Data Dimensions Model Input: Raw Units Model Input: Unit Value Transformed Units (used in model equation) Value/Cost
KPI $$G \times T$$ $$\overset{\cdot \cdot}{y}_{g,t}$$ $$u^{(y)}_{g,t}$$ $$y_{g,t} = L^{(y)}_g (\overset{\cdot \cdot}{y}_{g,t})$$ $$\overset{\sim}y_{g,t} = u^{(y)}_{g,t} \cdot \overset{\cdot \cdot}{y}_{g,t}$$
Controls $$G \times T \times C$$ $$\overset{\cdot \cdot}{z}_{g,t,c}$$ $$\text{N/A}$$ $$z_{g,t,c} = L^{(x)}_{g,c}(\overset{\cdot \cdot}{z}_{g,t,c})$$ $$\text{N/A}$$
Media $$G \times T \times M$$ $$\overset{\cdot \cdot}{x}_{g,t,m}$$ $$u^{(x)}_{g,t,m}$$ $$x_{g,t,m} = L^{(x)}_{g,m}(\overset{\cdot \cdot}{x}_{g,t,m})$$ $$\overset{\sim}x_{g,t,m} = u^{(x)}_{g,t,m}\cdot\overset{\cdot \cdot}{x}_{g,t,m}$$
Reach $$G \times T \times N$$ $$\overset{\cdot \cdot}{r}_{g,t,n}$$ $$u^{(rf)}_{g,t,n}$$ $$r_{g,t,n} = L^{(rf)}_{g,n}(\overset{\cdot \cdot}{r}_{g,t,n})$$ $$\overset{\sim}r_{g,t,n} = u^{(rf)}_{g,t,n} \cdot \overset{\cdot \cdot}{r}_{g,t,n} \cdot f_{g,t,n}$$
Frequency $$G \times T \times N$$ $$\overset{\cdot \cdot}{f}_{g,t,n}$$ $$u^{(rf)}_{g,t,n}$$ $$\text{N/A}$$ $$\overset{\sim}r_{g,t,n} = u^{(rf)}_{g,t,n} \cdot \overset{\cdot \cdot}{r}_{g,t,n} \cdot f_{g,t,n}$$

Unit transformations are handled internally by Meridian. Geo population scaling is necessary for hierarchical modeling to put all geos on a comparable scale. Other standardization is done so that standardized prior distributions can be used, without the need to consider the scale of each variable.

Define \(p_g\) to be the population size of each geo, which is another model input that must be specified by the user. The linear transformations are summarized as follows:

Transformation: KPI units

Notation: \(L^{(y)}_g (\cdot)\)


  1. Divide by geo population.
  2. Center and scale the geo-scaled values to have mean zero and standard deviation one.


\(L^{(y)}_g (q) = \dfrac{\dfrac{q}{p_g} - m}{s}\)


  • \(y^\dagger_{g,t} = \dfrac{\overset {\cdot \cdot} y_{g,t}}{p_g}\)
  • \(m = \frac{1}{GT}\sum\limits_t y^\dagger_{g,t}\)
  • \(s = \sqrt{\frac{1}{GT-1} \sum\limits_{g,t} \left( y^\dagger_{g,t}-m \right)^2}\)

Transformation: Control variables

Notation: \(L^{(z)}_{g,c} (\cdot)\)


  1. It might make sense to do population scaling for certain controls.
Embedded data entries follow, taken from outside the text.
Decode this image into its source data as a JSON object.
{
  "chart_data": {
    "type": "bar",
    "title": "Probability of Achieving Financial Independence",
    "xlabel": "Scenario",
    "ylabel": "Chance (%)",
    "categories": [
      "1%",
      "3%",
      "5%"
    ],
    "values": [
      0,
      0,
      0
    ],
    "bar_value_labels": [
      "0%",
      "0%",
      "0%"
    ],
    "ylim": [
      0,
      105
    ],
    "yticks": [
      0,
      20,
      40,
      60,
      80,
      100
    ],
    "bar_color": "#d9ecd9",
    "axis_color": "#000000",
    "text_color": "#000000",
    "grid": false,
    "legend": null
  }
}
This can be handled using the control_population_scaling_id argument. By default, no controls are population scaled.

  2. Center and scale each control variable to have mean zero and standard deviation one.


\(L^{(z)}_{g,c}(q) = \dfrac{\dfrac{q}{p^{l_c}_g} - m_c}{s_c}\)


  • \(I_c = 1\) if control_population_scaling_id=True is used for the variable \(c;0\) otherwise.

    • \(z_{g,t,c}^ \dagger = \dfrac{\overset {\cdot \cdot} x_{g,t,c}}{p_g^{I_c}}\)
    • \(m_c = \frac{1}{GT}\sum\limits_{g,t} z^\dagger_{g,t,c}\)
    • \(s_c = \sqrt{\frac{1}{GT-1} \sum\limits_{g,t} \left( z^\dagger_{g,t,c}-m_c \right)^2}\)

Transformation: Media units

Notation: \(L^{(x)}_{g,m} (\cdot)\)


  1. Divide by geo population.
  2. For each media channel, scale the geo-scaled values by the median non-zero value.


\(L^{(x)}_{g,m} (q) = \dfrac{q}{p_g d_m}\)


  • \(x_{g,t,m}^ \dagger = \dfrac{\overset {\cdot \cdot} x_{g,t,m}}{p_g}\)
  • \(d_m = Median\left( \left\{ x^\dagger_{g,t,m}:x^\dagger_{g,t,m} > 0 \right\}_{g,t} \right)\)

Transformation: Reach

Notation: \(L^{(rf)}_{g,n} (\cdot)\)


The transformation function is the same as for media units.